After the boys had been introduced (with obvious jokes again about Ruhlman's hair, the now expected punch line) someone thought it wise to turn on a TV in the back for us poor souls who showed up to late to grab a seat. The Q&A session was about what I expected from these two. Quips about each other, Bourdain knocking Das (Food) Netwerk at every chance and giving Ruhlman a hard time about being on Next Iron Chef. Then Ruhlman cutting back some but taking it all with a smile most of the night. It became obvious that the majority was there for Bourdain as just about every question was aimed at him and about No Reservations. Ruhlman, not missing a beat, made a quip about his book currently outselling No Reservations, which got a round of applause from the audience and a slight giggle from Bourdain.
After waiting around some more to get to the actual table for the signing we said our hello's got some books signed and went on our merry way (BTW Both Bourdain and Ruhlman were elated to see a copy of Pro Chef on the table). After we got downstairs and I paid for my copy of No Rez I realized I choked when I got to the table. I was going to ask Bourdain if he planned on returning to Beirut for another attempt. After his last visit I was curious if he wanted to redeem the episode by doing what he set out to do originally. You knew after watching the episode, and from the bit in No Reservations that he was heartbroken by his visit.
We finished the evening by eating at Republic, and I realized there was a whole list of places I desperately wanted to try to get to before school ends. Republic was nice, the atmosphere was welcoming, crowds of people sitting at community tables eating pots of noodles and enjoying themselves. What bothered me was the lighting. We questioned our waitress about it, she commented that the evening manager liked to turn the lights down low.
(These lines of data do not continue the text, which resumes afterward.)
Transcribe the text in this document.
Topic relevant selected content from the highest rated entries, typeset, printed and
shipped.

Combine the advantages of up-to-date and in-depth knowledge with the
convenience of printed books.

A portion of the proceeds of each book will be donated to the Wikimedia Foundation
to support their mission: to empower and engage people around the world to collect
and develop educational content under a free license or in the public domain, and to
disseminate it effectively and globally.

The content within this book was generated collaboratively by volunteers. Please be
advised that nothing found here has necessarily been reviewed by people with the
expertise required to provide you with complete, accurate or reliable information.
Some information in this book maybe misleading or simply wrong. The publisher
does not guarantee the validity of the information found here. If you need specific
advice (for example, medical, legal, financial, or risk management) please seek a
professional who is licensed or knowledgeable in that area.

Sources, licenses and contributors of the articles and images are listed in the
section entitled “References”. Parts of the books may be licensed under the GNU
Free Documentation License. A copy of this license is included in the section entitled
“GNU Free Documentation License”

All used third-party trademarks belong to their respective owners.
While dim lights can be appealing we found ourselves squinting to see menu, and really unable to enjoy the look of our food.
With food in our bellies my roommate, whom met up with me at B&N for the signing, and I headed home.
All in all an interesting trip; the rewards of which are a bag full of good reading material, the mental note to make a list of places to eat before I leave, and a cold.
In the end there's really only one question that still burns in my mind.
Ruhlman.... What was with the flask of vodka next to you at the signing?! Book tour worn you out that badly? or is it Bourdain's bad influence at work yet again?